I have an Easter memory from years ago. I was living in Washington, DC, and that year was a low point in my life. My older sister had recently died and both of my brothers were seriously ill; my best friend was leaving town, and on top of that I was questioning my work.
In my journal that April I wrote, “Am I depressed?” When I read those pages now I laugh and shake my head. “Depressed?” That I even had to ask. In that long year I thought I’d never laugh again, just as I thought I’d never again feel love, the joy of easy friendship, or the satisfaction of good work.
I went to church that Easter out of both habit and desperation. I had grown up in a church going family. It was what we did. And so to honor the family that I was losing I went. I chose a big downtown church for Easter services—one with hundreds in the congregation--not daring to visit a smaller church where I might have to speak to people or be embarrassed by my own tears. I wanted the paradoxical safety and anonymity of being in a crowd.

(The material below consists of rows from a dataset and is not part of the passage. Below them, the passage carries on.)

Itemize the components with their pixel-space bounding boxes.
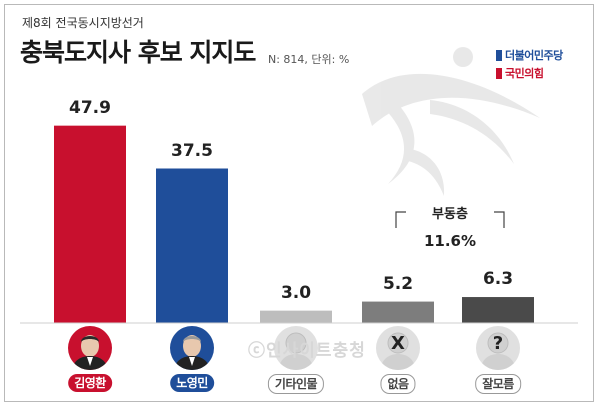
bar-value-label-0: 47.9 <box>69 97 111 118</box>
svg-text:X: X <box>391 333 405 354</box>
candidate-photo-1 <box>170 326 214 370</box>
bar-0 <box>54 125 126 323</box>
category-label-2: 기타인물 <box>267 374 325 394</box>
sample-size-unit: N: 814, 단위: % <box>268 53 350 66</box>
election-subtitle: 제8회 전국동시지방선거 <box>22 16 144 30</box>
bar-value-label-4: 6.3 <box>482 269 514 290</box>
brush-logo-icon <box>362 47 540 196</box>
question-icon: ? <box>476 326 520 370</box>
floating-voters-bracket <box>395 211 505 228</box>
svg-text:?: ? <box>493 333 503 354</box>
legend-item-ppp: 국민의힘 <box>496 64 563 82</box>
bar-value-label-1: 37.5 <box>171 140 213 161</box>
floating-voters-label: 부동층 <box>432 207 468 222</box>
legend-label-ppp: 국민의힘 <box>505 67 544 80</box>
bar-1 <box>156 168 228 323</box>
watermark: ⓒ인사이트충청 <box>248 341 366 361</box>
floating-voters-value: 11.6% <box>423 232 477 250</box>
bar-value-label-3: 5.2 <box>382 273 414 294</box>
candidate-photo-0 <box>68 326 112 370</box>
category-label-3: 없음 <box>380 374 416 394</box>
category-label-1: 노영민 <box>170 374 214 392</box>
x-icon: X <box>376 326 420 370</box>
bar-4 <box>462 297 534 323</box>
category-label-0: 김영환 <box>68 374 112 392</box>
legend-swatch-ppp <box>496 67 502 79</box>
bars <box>54 125 534 323</box>
bar-2 <box>260 310 332 323</box>
chart-title: 충북도지사 후보 지지도 <box>20 38 256 67</box>
person-icon <box>274 326 318 370</box>
legend-label-democratic: 더불어민주당 <box>505 49 563 62</box>
bar-value-label-2: 3.0 <box>280 282 312 303</box>
legend-swatch-democratic <box>496 49 502 61</box>
bar-3 <box>362 301 434 323</box>
legend-item-democratic: 더불어민주당 <box>496 46 563 64</box>
category-label-4: 잘모름 <box>475 374 521 394</box>
legend: 더불어민주당 국민의힘 <box>496 46 563 82</box>
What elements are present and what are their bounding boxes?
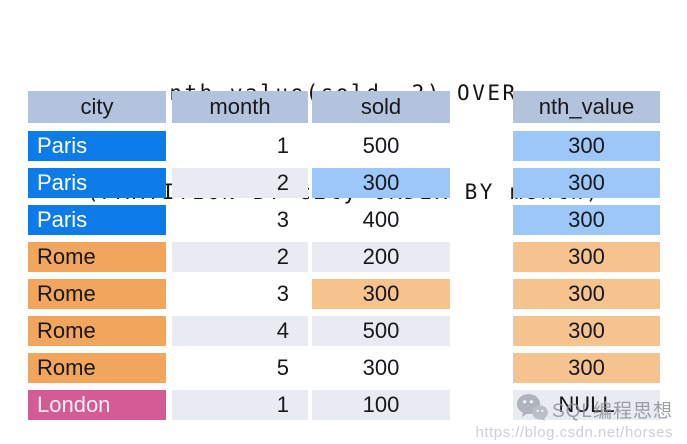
month-cell: 4 [172, 316, 308, 346]
month-cell: 1 [276, 133, 289, 158]
sold-cell: 500 [312, 316, 450, 346]
nth-value-cell: 300 [513, 205, 660, 235]
nth-value-cell: 300 [513, 279, 660, 309]
watermark-brand-text: SQL编程思想 [551, 401, 673, 422]
nth-value-cell: 300 [513, 242, 660, 272]
table-row: Paris 2 300 300 [28, 168, 660, 198]
city-column-header: city [28, 91, 166, 123]
table-row: Rome 4 500 300 [28, 316, 660, 346]
nth-value-cell: 300 [513, 131, 660, 161]
city-cell: Paris [28, 205, 166, 235]
month-cell: 2 [172, 242, 308, 272]
sold-cell: 500 [362, 133, 400, 158]
month-cell: 2 [172, 168, 308, 198]
city-cell: Paris [28, 131, 166, 161]
table-row: Paris 1 500 300 [28, 131, 660, 161]
result-table: city month sold nth_value Paris 1 500 300 Pa… [28, 91, 660, 427]
city-cell: Rome [28, 242, 166, 272]
nth-value-column-header: nth_value [513, 91, 660, 123]
table-row: Rome 5 300 300 [28, 353, 660, 383]
nth-value-cell: 300 [513, 316, 660, 346]
nth-value-cell: 300 [513, 353, 660, 383]
month-cell: 3 [276, 281, 289, 306]
city-cell: Rome [28, 353, 166, 383]
sold-cell: 100 [312, 390, 450, 420]
watermark-brand-row: SQL编程思想 [476, 393, 673, 426]
sold-column-header: sold [312, 91, 450, 123]
month-column-header: month [172, 91, 308, 123]
table-row: Rome 3 300 300 [28, 279, 660, 309]
table-row: London 1 100 NULL [28, 390, 660, 420]
watermark: SQL编程思想 https://blog.csdn.net/horses [476, 393, 673, 441]
sold-cell: 300 [362, 355, 400, 380]
watermark-url: https://blog.csdn.net/horses [475, 424, 673, 441]
sold-cell: 400 [362, 207, 400, 232]
table-row: Paris 3 400 300 [28, 205, 660, 235]
city-cell: London [28, 390, 166, 420]
city-cell: Paris [28, 168, 166, 198]
month-cell: 5 [276, 355, 289, 380]
table-body: Paris 1 500 300 Paris 2 300 300 Paris 3 400 300 Rome… [28, 131, 660, 420]
nth-value-cell: 300 [513, 168, 660, 198]
city-cell: Rome [28, 279, 166, 309]
month-cell: 3 [276, 207, 289, 232]
table-row: Rome 2 200 300 [28, 242, 660, 272]
wechat-icon [516, 393, 548, 426]
sold-cell: 300 [312, 279, 450, 309]
sold-cell: 300 [312, 168, 450, 198]
month-cell: 1 [172, 390, 308, 420]
table-header-row: city month sold nth_value [28, 91, 660, 123]
sold-cell: 200 [312, 242, 450, 272]
city-cell: Rome [28, 316, 166, 346]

The minister that Easter Sunday said many things that I don’t remember but one sentence has stayed with me all these years. He said, “We live in a Good Friday world…” That I understood. A Good Friday world is a world full of suffering, questioning, unfairness, trouble, mistakes, hurts, losses and grief. That was certainly confirmation of my life that day. “But”, he continued, “We are Easter people.” Those words stopped me cold. I was stunned to be reminded that painful morning that there was something other than what I was feeling.
My life was not instantly transformed; his words did not change the course of my brothers’ illness; nor give me answers to my questions. But the idea of being “Easter people” gave me a pause in my grief and the teeniest hope that there really did exist something other than pain.
Today all of the things that hurt so much back then have changed. As my brothers died friends came forward to help. I began to write and publish. Months later I fell in love and moved to upstate New York where a new life began with new friends, new work and yes, of course, new problems.
What strikes me now is that this believing in “Easter” in the midst of “Good Friday” is as much about being an American as it is about being Christian. Americans are, by character, a people of reinvention. There is an extra layer of intention that we bring to “new life” that isn’t true even in other predominately Christian cultures. As Americans we are future oriented, we look forward not back, and we are, for the most part, a culture of optimistic, hopeful people.
The gift from that Easter service many years ago was the reminder that we are, by religion or culture, a people who believe in possibility. When our hearts are shattered we are sometimes shocked to discover that there is joy as well as pain inside. Out of the ashes of our mistakes, from our defeats and even our despair, we rise again in better lives.